Fato do Príncipe e os Contratos de Trabalho Durante a Pandemia

Fato do Príncipe e os Contratos de Trabalho Durante a Pandemia

Por Talita Novaes

A teoria factum principis, conhecida como fato do príncipe, vem ganhando destaque na Justiça do Trabalho como alternativa dos empregadores às primeiras consequências da crise econômica que está se agravando em decorrência da pandemia do Covid-19.

A legislação trabalhista prevê, em seu artigo 486, a possibilidade de responsabilizar os municípios, estados e até mesmo o governo federal pelo pagamento de possíveis verbas rescisórias aos trabalhadores demitidos em decorrência da restrição das atividades econômicas da empresa, ensejando o que é conhecido como fato do príncipe.

O Decreto Legislativo nº 6/2020 reconhece a hipótese de força maior e a Medida Provisória nº 927/2020 decreta o estado de calamidade pública e com isso, para cumprir as orientações da Organização Mundial da Saúde (OMS), a maioria dos estados brasileiros decretaram a quarentena e determinaram o funcionamento apenas de atividades essenciais, com o intuito de preservar a vida, na tentativa de reduzir o impacto social e a crise sanitária.

Com isso, as medidas impostas trazem a impressão de que a situação poderia ser enquadrada o fato do príncipe, no entanto, a despeito de existir a força maior, os estados e municípios não determinaram o fechamento de um ou outro setor, mas sim de todas aquelas empresas que não são essenciais.

Na tentativa de reduzir os impactos causados pelas medidas de enfrentamento à pandemia, o governo federal instituiu programas emergenciais para possibilitarem que as empresas diminuíssem seus prejuízos, sem que, para tanto, precisassem demitir seus funcionários.

A Medida Provisória nº 927/2020 trouxe a possibilidade de antecipação de férias individuais, férias coletivas e antecipação de feriados.

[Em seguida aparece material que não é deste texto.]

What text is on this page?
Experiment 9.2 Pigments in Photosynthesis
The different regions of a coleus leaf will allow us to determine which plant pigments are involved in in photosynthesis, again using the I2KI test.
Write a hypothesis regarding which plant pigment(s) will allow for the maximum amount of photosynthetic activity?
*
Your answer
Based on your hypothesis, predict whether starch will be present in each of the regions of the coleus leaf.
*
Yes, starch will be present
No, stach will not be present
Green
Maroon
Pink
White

Complementando tais possibilidades de ações, a Medida Provisória nº 936/2020 trouxe a possibilidade de redução proporcional de jornada e de salário e suspensão temporária do contrato de trabalho, ambos com previsão de pagamento do Benefício Emergencial de Preservação do Emprego e da Renda.

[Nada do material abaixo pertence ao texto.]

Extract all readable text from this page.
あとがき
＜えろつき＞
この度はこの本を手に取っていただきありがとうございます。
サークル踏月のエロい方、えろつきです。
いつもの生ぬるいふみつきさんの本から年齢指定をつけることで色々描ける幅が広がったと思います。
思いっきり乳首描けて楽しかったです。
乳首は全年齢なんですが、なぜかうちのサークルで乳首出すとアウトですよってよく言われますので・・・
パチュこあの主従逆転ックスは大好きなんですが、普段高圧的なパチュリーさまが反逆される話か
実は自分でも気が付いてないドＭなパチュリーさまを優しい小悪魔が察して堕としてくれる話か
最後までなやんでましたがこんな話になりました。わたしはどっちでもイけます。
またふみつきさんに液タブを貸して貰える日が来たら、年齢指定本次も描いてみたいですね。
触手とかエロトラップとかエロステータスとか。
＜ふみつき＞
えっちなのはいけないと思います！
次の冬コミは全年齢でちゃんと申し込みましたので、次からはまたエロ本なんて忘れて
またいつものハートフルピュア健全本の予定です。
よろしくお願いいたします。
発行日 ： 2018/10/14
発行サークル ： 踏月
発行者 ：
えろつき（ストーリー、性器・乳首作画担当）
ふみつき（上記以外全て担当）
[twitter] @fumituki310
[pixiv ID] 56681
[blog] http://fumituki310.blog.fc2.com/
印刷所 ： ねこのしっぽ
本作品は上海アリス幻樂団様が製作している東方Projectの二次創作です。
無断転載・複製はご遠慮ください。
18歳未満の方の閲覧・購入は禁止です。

O direito é dinâmico e ainda é cedo para trazer um posicionamento uníssono dos tribunais a esse respeito, no entanto, pode se observar que as varas do trabalho têm decidido pela não aplicação do fato do príncipe, inclusive pelo fato de que traria ainda mais prejuízo ao trabalhador que teria seus direitos reduzidos.

Nesse sentido, recente decisão da 52ª do Trabalho do Rio de Janeiro concluiu pela nulidade das dispensas da Churrascaria Fogo de Chão, em caso que foi amplamente divulgado pela mídia, determinando, em sede de tutela provisória, a reintegração imediata de cerca de 100 funcionários que foram demitidos sem justa causa, no início de abril de 2020, em duas unidades da empresa na capital carioca.

A fundamentada decisão afirmou que as medidas adotadas pelo Poder Público não demonstram a ocorrência do fato do príncipe, por não configurarem “causa principal da suspensão parcial e temporária das atividades empresariais, mas, sim, a necessidade de isolamento social para a contenção do potencial lesivo do vírus Covid-19, em caráter de pandemia reconhecida pela Organização Mundial de Saúde. Assim, o Poder Público não agiu em prejuízo de determinados agentes e setores, tendo adotado medidas de caráter amplo e geral, necessárias para evitar o caos social e sanitário.

A decisão reconhece as dificuldades financeiras trazidas pela pandemia, mas lembra que a empresa, de grande porte, possui unidades em outros estados e no exterior, não sendo justificável a “impossibilidade de manutenção dos postos de trabalho, sem ao menos tentar a adoção das medidas autorizadas nas Medidas Provisórias nº 927 e 936 de 2020”.

Ressalta ainda a importância da negociação coletiva, para que, através do diálogo, os envolvidos encontrem alternativas que reduzam os impactos para a sociedade como um todo, por isso, a decisão determinou que a empresa não dispense mais de 10 empregados sem prévia negociação coletiva enquanto durar os efeitos da decisão.

Em casos como o citado, o acolhimento da alegação do fato do príncipe fere os mais elementares princípios trabalhistas, como a proporcionalidade, continuidade, razoabilidade e solidariedade. Portanto, não há razão para a aplicação do fato do príncipe, tendo em vista que o risco da atividade é da própria empresa, como dispõe o artigo 2, §2º da CLT e o artigo 170, III da Constituição Federal, não podendo ser repassado para terceiro.

 

*O inteiro teor da decisão mencionada pode ser consultado no processo nº 0100413-12.2020.5.01.0052.